La lutte contre les passoires thermiques a franchi un cap supplémentaire avec l’entrée en vigueur de la loi Pacte. Toutefois, malgré l’interdiction de location de ces logements jugés trop énergivores, les propriétaires semblent peu enclins à remettre leurs biens aux normes. Au contraire, au lieu d’entreprendre des travaux de rénovation, ils préfèrent s’en débarrasser. Jusqu’à tout récemment, cette option semblait être la solution idéale. Mais ce ne serait bientôt plus le cas.

Un audit énergétique qui change la donne

Les logements classés « F » et « G » à la suite d'un diagnostic de performance énergétique vont bientôt être interdits à la location.

Pour préserver leur investissement, les propriétaires de ces biens n'auront d'autre choix que de se lancer dans des travaux de rénovation.

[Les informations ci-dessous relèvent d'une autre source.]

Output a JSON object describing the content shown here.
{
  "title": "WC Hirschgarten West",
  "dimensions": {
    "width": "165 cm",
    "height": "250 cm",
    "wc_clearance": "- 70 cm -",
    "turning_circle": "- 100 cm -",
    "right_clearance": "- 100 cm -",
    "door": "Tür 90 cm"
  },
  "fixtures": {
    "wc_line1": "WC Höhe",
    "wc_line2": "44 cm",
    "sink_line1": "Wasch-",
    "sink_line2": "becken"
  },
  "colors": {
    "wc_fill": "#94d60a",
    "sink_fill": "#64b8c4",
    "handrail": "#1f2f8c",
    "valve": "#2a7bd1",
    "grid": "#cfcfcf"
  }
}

Mais malgré les dispositifs d'aide qui existent à l'heure actuelle, bon nombre de propriétaires-bailleurs se disent incapables d'assumer ces mises aux normes. De ce fait, la cession devient la seule solution viable qui s'offre à eux.

Toutefois, à partir du 1er septembre, les potentiels vendeurs pourraient être amenés à changer d'avis, une fois que le nouveau décret concernant un audit obligatoire entrera en vigueur.

Ce décret veille à ce qu'il n'y ait pas abus de confiance et que le futur acquéreur sache parfaitement où il met les pieds.

Ainsi, lors d'une vente, le propriétaire est tenu de réaliser un audit du bien. Confié à un professionnel agréé, ce diagnostic vise à mesurer exactement la consommation énergétique et les réelles émissions de gaz à effet de serre (son empreinte carbone) du logement.

Le futur repreneur pourra alors connaitre précisément l'ampleur des travaux pour remettre sa nouvelle acquisition aux normes. L'audit devra en effet détailler quelles installations sont énergivores, quels murs ou toits sont mal isolés ou encore quelles ouvertures (portes et fenêtres) laissent fuiter la chaleur. Bien entendu, le diagnostic sera aux frais du propriétaire et la facture risque d'être plus ou moins salée.


Une charge supplémentaire

Si les propriétaires sont réticents à lancer des travaux pour rénover leur bien, c'est souvent parce qu'ils estiment qu'ils ont déjà assez de charges à payer. Raison pour laquelle ils souscrivent, par exemple, une assurance habitation en ligne, dans l'optique de réaliser quelques économies sur ce poste de dépense.

Avec les frais liés au premier DPE et aux autres diagnostics obligatoires, cet audit qui devrait coûter dans les 700 euros devrait être plus dissuasif que des travaux de rénovation.

À titre d'information, le nouvel audit obligatoire porte uniquement sur les appartements en propriété individuelle. Initialement, il ne concerne que les logements notés « F » et « G », mais devrait plus tard être étendu aux résidences notées « D » et « E ».